Pour une fille de sa génération, Tatiana est un cas particulier. Elle est l’une des seules à ne pas nourrir le rêve de quitter la taïga pour aller travailler en ville. Elle est certaine que la civilisation tue la liberté. A ses yeux, il faut être bizarre pour penser qu’on peut vivre libre dans les villes, qui sont en plus de vrais nids à maladies à cause de la pollution et de la mauvaise hygiène de vie. Même si la vie d’éleveurs de rennes dans la taïga est dure, Tatiana y tient par-dessus tout. Pour elle, sa terre, son immense terre, est la plus belle des maisons. Le ciel étoilé en guise de toit. Les forêts et leurs mystères. Les lacs et leurs eaux limpides. Elle aime sa vie de nomade exigée par le troupeau de rennes. Elle aime vivre ainsi, sous le contrôle de la nature.

Sa grand-mère, Nadja, va prendre le relais d’Olga, mais Tatiana a déjà beaucoup appris auprès d’Olga et elle peut partager bien des tâches avec Nadja. Elle peut déjà transmettre ses connaissances aux jeunes enfants et leur expliquer les avantages de vivre en harmonie avec la nature. Tatiana a une grande conscience de l’importance de la vie en tribu et de la transmission des coutumes. Cette transmission est toujours essentiellement passées par les femmes. Tatiana craint que la dislocation des tribus nomades amène la fin de la capacité de l’humanité à évoluer sur terre et avec la terre, ainsi que la perte des connaissances ancestrales. D’ailleurs, on peut vivre perdus dans la taïga et ne pas être coupé du monde. Les nouvelles arrivent toujours, d’une manière ou d’une autre, par des voyageurs, par des fêtes communes, par la radio.

Les frères, sœurs, cousins et cousines des villes expliquent souvent que la vie des villes apporte des bonheurs inaccessibles dans la taïga. Cela fait sourire Tatiana. A ses yeux, ce sont des illusions de libertés et de bonheurs. Pour elle, le bonheur est un état d’esprit, où que l’on vive. Il ne dépend pas de l’argent, du confort ou des loisirs.

Dans la taïga, la yourte est bien chauffée. Tatiana a de quoi manger en abondance avec la chasse, la pêche, le lait des rennes, la cueillette et le jardin potager pendant l’été. Elle est en bonne forme et se soigne avec ce que la nature lui offre quand elle est blessée ou malade. Jusqu’ici, cela a toujours été suffisant. De surcroît, elle ne s’ennuie jamais. Chaque heure est consacrée à des tâches différentes du lever au coucher du soleil. Elle aime le long hiver, qui est un temps un peu plus calme et permet de se consacrer à des travaux plus minutieux, comme la confection des habits et des bottes, la réparation et préparation de nouveaux outils. C’est aussi la saison où l’on raconte les contes et légendes qui se transmettent depuis la nuit des temps.

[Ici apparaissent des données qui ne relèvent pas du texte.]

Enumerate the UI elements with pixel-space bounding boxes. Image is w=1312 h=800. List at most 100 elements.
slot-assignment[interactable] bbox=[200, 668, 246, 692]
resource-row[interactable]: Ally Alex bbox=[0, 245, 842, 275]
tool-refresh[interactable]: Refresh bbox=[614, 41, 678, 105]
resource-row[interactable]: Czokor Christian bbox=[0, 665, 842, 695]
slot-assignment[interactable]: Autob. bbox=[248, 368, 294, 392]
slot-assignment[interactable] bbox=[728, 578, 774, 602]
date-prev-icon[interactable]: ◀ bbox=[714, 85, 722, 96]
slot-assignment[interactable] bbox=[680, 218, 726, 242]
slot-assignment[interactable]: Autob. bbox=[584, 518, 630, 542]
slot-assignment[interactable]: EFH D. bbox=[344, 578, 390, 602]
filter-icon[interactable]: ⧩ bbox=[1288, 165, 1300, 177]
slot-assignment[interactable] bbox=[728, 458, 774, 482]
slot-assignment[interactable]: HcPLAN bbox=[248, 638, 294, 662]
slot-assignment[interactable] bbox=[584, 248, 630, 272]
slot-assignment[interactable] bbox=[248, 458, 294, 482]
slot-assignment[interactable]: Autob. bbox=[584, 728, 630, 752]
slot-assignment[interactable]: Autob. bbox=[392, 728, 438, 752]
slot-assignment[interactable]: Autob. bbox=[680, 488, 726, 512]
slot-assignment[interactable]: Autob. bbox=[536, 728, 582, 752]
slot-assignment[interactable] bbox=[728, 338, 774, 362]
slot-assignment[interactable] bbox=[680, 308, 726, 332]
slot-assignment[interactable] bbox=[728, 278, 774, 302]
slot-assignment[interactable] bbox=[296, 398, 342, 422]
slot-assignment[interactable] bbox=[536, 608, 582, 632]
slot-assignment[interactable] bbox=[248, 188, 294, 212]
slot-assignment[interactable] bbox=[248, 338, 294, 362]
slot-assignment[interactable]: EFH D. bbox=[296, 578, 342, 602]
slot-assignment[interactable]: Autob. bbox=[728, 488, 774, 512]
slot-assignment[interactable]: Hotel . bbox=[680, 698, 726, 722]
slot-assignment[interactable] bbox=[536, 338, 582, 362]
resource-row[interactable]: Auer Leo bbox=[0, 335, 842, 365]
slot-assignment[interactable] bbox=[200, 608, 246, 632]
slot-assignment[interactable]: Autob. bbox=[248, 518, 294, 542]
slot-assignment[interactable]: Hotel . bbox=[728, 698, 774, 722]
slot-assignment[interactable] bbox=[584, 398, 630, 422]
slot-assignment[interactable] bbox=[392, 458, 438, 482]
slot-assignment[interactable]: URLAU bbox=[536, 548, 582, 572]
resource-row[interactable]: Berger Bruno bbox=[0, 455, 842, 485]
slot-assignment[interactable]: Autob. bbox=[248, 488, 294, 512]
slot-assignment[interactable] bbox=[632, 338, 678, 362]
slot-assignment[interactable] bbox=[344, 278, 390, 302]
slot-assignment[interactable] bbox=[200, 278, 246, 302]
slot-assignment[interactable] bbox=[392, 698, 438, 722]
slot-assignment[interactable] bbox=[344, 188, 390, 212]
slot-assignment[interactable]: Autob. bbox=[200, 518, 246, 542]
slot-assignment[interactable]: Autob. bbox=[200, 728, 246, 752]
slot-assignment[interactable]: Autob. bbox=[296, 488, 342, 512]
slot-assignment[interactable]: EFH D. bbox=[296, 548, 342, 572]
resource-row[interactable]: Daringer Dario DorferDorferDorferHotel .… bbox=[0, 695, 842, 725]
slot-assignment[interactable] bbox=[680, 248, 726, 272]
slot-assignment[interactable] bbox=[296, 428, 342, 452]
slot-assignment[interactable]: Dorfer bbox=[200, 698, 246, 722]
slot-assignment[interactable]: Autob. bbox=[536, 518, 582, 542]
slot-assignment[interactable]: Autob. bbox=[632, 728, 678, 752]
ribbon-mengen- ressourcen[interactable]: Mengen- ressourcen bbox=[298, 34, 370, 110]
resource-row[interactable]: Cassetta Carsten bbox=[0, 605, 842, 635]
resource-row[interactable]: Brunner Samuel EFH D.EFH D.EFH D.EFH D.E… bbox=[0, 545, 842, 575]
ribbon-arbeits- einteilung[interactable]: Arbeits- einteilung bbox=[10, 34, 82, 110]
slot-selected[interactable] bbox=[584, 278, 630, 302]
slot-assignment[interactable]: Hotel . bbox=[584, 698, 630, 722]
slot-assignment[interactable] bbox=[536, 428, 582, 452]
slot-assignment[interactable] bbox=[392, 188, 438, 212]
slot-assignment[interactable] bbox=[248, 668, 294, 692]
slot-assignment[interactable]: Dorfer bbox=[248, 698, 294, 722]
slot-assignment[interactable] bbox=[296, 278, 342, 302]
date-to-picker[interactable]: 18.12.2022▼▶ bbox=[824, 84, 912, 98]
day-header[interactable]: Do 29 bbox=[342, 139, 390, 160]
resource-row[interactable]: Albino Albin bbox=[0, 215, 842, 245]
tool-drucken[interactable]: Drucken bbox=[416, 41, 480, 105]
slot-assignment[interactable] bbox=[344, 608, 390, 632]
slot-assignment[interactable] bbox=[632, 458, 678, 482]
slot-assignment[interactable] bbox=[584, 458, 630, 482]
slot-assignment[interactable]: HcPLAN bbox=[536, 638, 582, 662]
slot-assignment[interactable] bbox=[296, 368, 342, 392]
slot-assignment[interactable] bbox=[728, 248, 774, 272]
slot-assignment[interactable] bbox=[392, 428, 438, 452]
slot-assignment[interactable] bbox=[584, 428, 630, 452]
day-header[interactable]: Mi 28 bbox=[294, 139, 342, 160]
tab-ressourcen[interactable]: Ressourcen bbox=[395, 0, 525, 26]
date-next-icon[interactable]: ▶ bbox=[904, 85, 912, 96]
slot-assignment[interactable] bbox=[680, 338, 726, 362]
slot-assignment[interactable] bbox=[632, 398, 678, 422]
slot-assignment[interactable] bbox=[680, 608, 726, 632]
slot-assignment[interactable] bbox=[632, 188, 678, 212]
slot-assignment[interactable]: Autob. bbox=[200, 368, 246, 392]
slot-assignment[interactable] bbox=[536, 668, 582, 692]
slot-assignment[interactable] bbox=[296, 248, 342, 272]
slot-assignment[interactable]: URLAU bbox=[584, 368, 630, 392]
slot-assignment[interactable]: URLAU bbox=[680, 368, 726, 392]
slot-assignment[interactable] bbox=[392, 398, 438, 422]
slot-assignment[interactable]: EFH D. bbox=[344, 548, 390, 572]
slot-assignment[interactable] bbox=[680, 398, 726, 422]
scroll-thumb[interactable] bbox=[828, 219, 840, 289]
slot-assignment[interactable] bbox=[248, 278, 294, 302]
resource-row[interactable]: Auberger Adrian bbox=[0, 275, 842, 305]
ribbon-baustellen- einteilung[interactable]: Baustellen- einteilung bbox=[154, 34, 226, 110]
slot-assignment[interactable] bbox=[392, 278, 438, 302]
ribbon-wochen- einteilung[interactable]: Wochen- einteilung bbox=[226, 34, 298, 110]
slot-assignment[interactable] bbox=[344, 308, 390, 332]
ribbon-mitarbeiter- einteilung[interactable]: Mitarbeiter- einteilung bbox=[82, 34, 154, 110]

Cependant, Tatiana n’est pas dupe de l’influence grandissante du monde moderne et de ses pouvoirs d’attraction. Elle sait qu’elle fera peut-être partie des derniers nomades qui peuplent la terre. Certains retournent pourtant dans la taïga après avoir expérimenté la vie urbaine, dont ils reviennent finalement déçus. C’est sa lueur d’espoir pour le futur. Elle a entendu que, de par le monde, un bon nombre d’hommes et de femmes retournaient vivre dans les campagnes et les forêts pour y retrouver un lien avec la nature rompu depuis trop longtemps. Ce besoin les conduit à se réapproprier les connaissances perdues de tout ce que la nature apporte à la vie des humains en termes d’équilibre physique et psychologique. Ils rétablissent une harmonie avec leur environnement. La vie en ville est bien plus routinière que celle des nomades. Du fait de la multiplication des moyens de communications, les heures passées sur les écrans et les chaînes télévisées entrainent aussi une perte de contact avec soi-même. Tatiana, qui a rendu plusieurs fois visite aux membres de sa famille installés en ville, a pris la mesure de la distance qui s’est instaurée entre eux. Le dialogue s’est perdu. Les centre d’intérêts sont différents. Il n’y a plus grand-chose à partager. Elle est triste de cette situation, quand bien même elle fait de gros efforts pour comprendre le choix de ceux qui s’en vont pour se créer une nouvelle vie, mais elle ne perçoit pas où est le plaisir de cette transformation. Surtout, elle craint pour les siens qu’ils ne finissent que par se confronter à un grand vide existentiel. Alors elle repart dans la taïga, où elle invoque aussi la protection de ceux qui sont devenus citadins et les inclut dans ses rituels.